What would happen if the mission of your Human Resources Department looked more like the mission of a university’s job placement center?
Last week, my colleague Beth and I co-led a workshop on innovation and collaborative problem solving for a group of 30 leaders from a company that provides information technology services and systems integration for government agencies. Our workshop was part of a 9-month program during which participants work on teams to apply the leadership skills they have been learning to one of the organization’s most critical challenges. At the end of the program, the teams present their recommendations to a panel of executives. One team had been asked to develop a retention strategy for the organization’s employees. Since Beth and I wanted to encourage the teams to use some of the concepts we had been teaching as they began work on their assignments, I engaged the team in a conversation about retention.
I started asking the team questions that seemed more upsetting than helpful. For example I said, “I’ve heard you talk about the costs of employees leaving the company, what are the costs associated with employees staying too long? What are the benefits of helping employees move on to pursue careers elsewhere? How long should an employee stay?” I’m pretty sure that the team stopped thinking about my questions the minute I left their table to visit with another team. I however spent the rest of the week thinking about employee retention.
It is very easy to find data and articles about the costs of employee turnover. You know what’s hard? Finding data and articles about the costs of employees staying with a company.
Consider this list of attitudes people hold, but only share with trusted friends and their family:
- I am bored and burnt out, but looking for a new job is more painful than staying
- If I can hang in there for another couple of years, my stock options will be fully vested
- I’m comfortable and good at what I do. My job is easy as long as things don’t change. I just need to make sure things don’t change.

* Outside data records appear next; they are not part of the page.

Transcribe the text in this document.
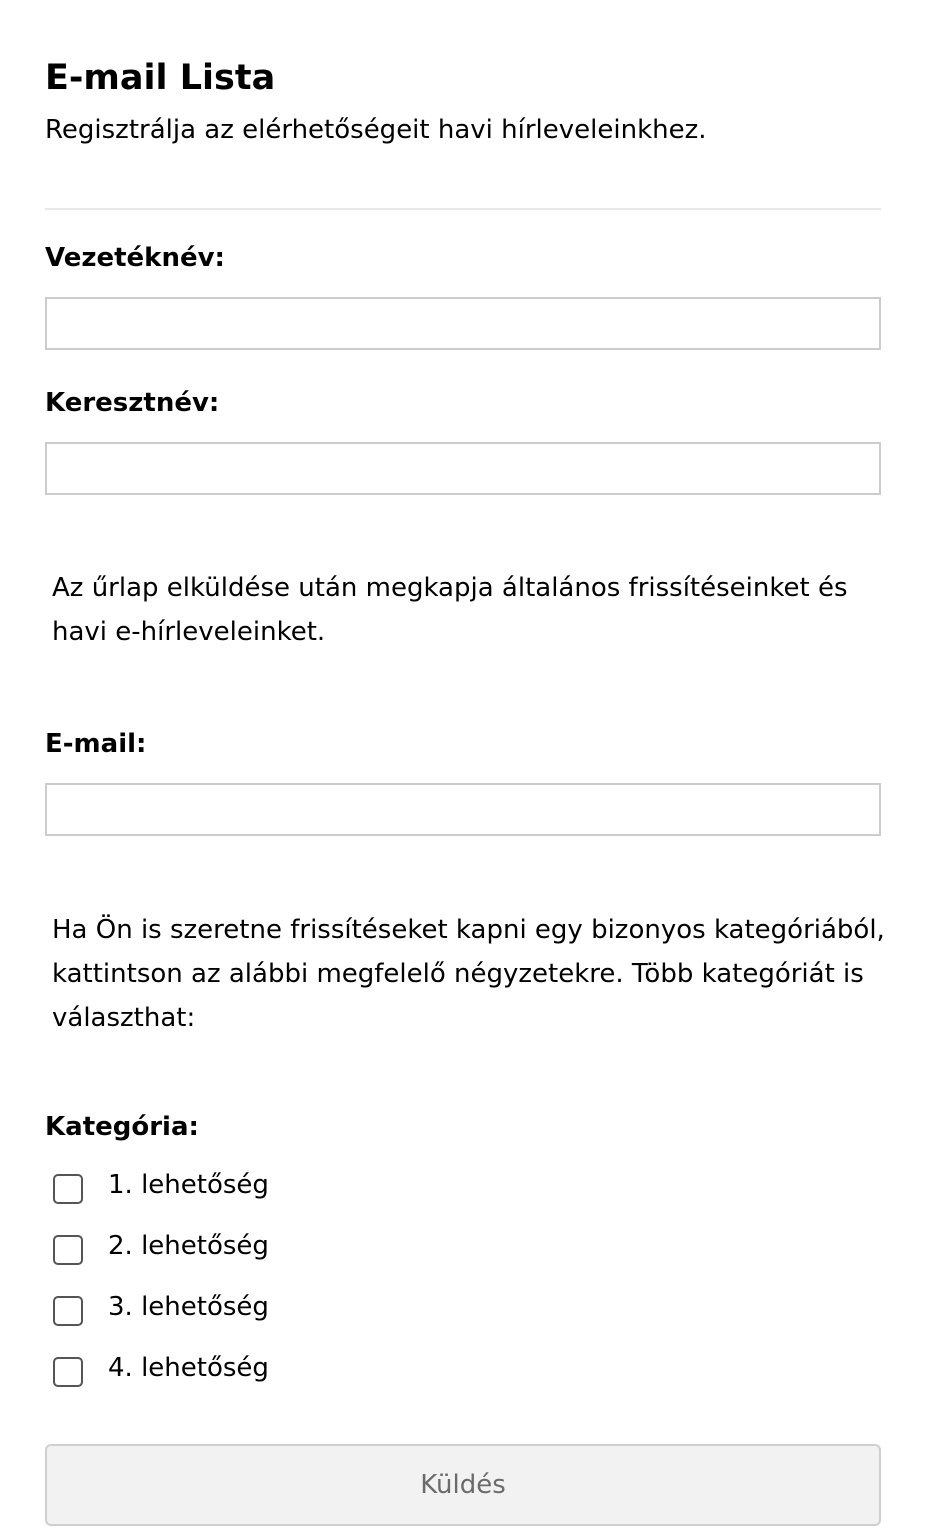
E-mail Lista

Regisztrálja az elérhetőségeit havi hírleveleinkhez.

Vezetéknév:
Keresztnév:

Az űrlap elküldése után megkapja általános frissítéseinket és havi e-hírleveleinket.

E-mail:

Ha Ön is szeretne frissítéseket kapni egy bizonyos kategóriából, kattintson az alábbi megfelelő négyzetekre. Több kategóriát is választhat:

Kategória:
1. lehetőség
2. lehetőség
3. lehetőség
4. lehetőség
Küldés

What is the opportunity cost to an organization – especially an organization desperate for innovation and agility – of retaining people who stay primarily because it’s easier than leaving?
It may appear that I’m arguing for more draconian performance management policies, I’m not. I don’t think we should ferret out people who are less than thrilled to show up every day and show them the door. I am actually wondering what would change if organizations thought about retention from the perspective of the employee rather than from the perspective of the company.

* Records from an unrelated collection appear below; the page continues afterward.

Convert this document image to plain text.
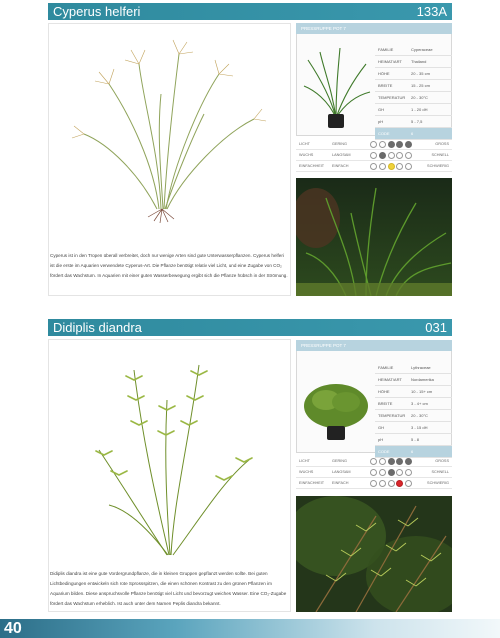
Cyperus helferi	133A

Cyperus ist in den Tropen überall verbreitet, doch nur wenige Arten sind gute Unterwasserpflanzen. Cyperus helferi ist die erste im Aquarien verwendete Cyperus-Art. Die Pflanze benötigt relativ viel Licht, und eine Zugabe von CO₂ fördert das Wachstum. In Aquarien mit einer guten Wasserbewegung ergibt sich die Pflanze hübsch in der Strömung.

PRESSRUPPE POT 7
FAMILIE	Cyperaceae
HEIMAT/ART	Thailand
HÖHE	20 - 35 cm
BREITE	15 - 25 cm
TEMPERATUR	20 - 30°C
GH	1 - 20 dH
pH	5 - 7,5
CODE	6
LICHT	GERING	GROSS
WUCHS	LANGSAM	SCHNELL
EINFACHHEIT	EINFACH	SCHWIERIG
Didiplis diandra	031

Didiplis diandra ist eine gute Vordergrundpflanze, die in kleinen Gruppen gepflanzt werden sollte. Bei guten Lichtbedingungen entwickeln sich rote Sprossspitzen, die einen schönen Kontrast zu den grünen Pflanzen im Aquarium bilden. Diese anspruchsvolle Pflanze benötigt viel Licht und bevorzugt weiches Wasser. Eine CO₂-Zugabe fördert das Wachstum erheblich. Ist auch unter dem Namen Peplis diandra bekannt.

PRESSRUPPE POT 7
FAMILIE	Lythraceae
HEIMAT/ART	Nordamerika
HÖHE	10 - 15+ cm
BREITE	3 - 4+ cm
TEMPERATUR	20 - 30°C
GH	3 - 15 dH
pH	5 - 8
CODE	6
LICHT	GERING	GROSS
WUCHS	LANGSAM	SCHNELL
EINFACHHEIT	EINFACH	SCHWIERIG
40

From the employee’s point-of-view, there will be times when long-term job stability is valuable and there will be times when long-term job stability is merely comfortable or at least more comfortable than being out of a job. There may even be times when job stability inhibits an employee from pursuing a risky aspiration. To a recent college graduate, feeling a sense of belonging while being challenged and getting paid may be more important than stability. To someone who is starting a family and thinking about investing in a home, stability probably feels essential.
Let me offer three purpose statements for Human Resources Departments, each of which focuses on an employee population with different needs for job stability.
For early-career employees…
Our mission is to prepare you to be successful in your next job (P.S. your manager and your team will help you be successful in your current job).
For mid-career employees…
Our mission is to find ways for our organization to create value from what lights you up.
For late-career employees…
Our mission is to help you transfer your skills, knowledge and experience to others while we explore ways to liberate you from the constraints of your current role.
Universities, The Peace Corps and The Military are three examples of institutions that recruit and develop talented people who then leave the institution to pursue bigger and better things. Even a company like McDonalds has been rethinking its relationship to employee retention. Whether or not the reality matches the advertising, I applaud McDonald’s latest campaign, “America’s best first job.”
I can’t help wondering what would have happened if the team assigned to recommend a retention strategy had framed their assignment as, “How might we redesign our business systems so that things improve when we help our most talented people leave for a better opportunity?”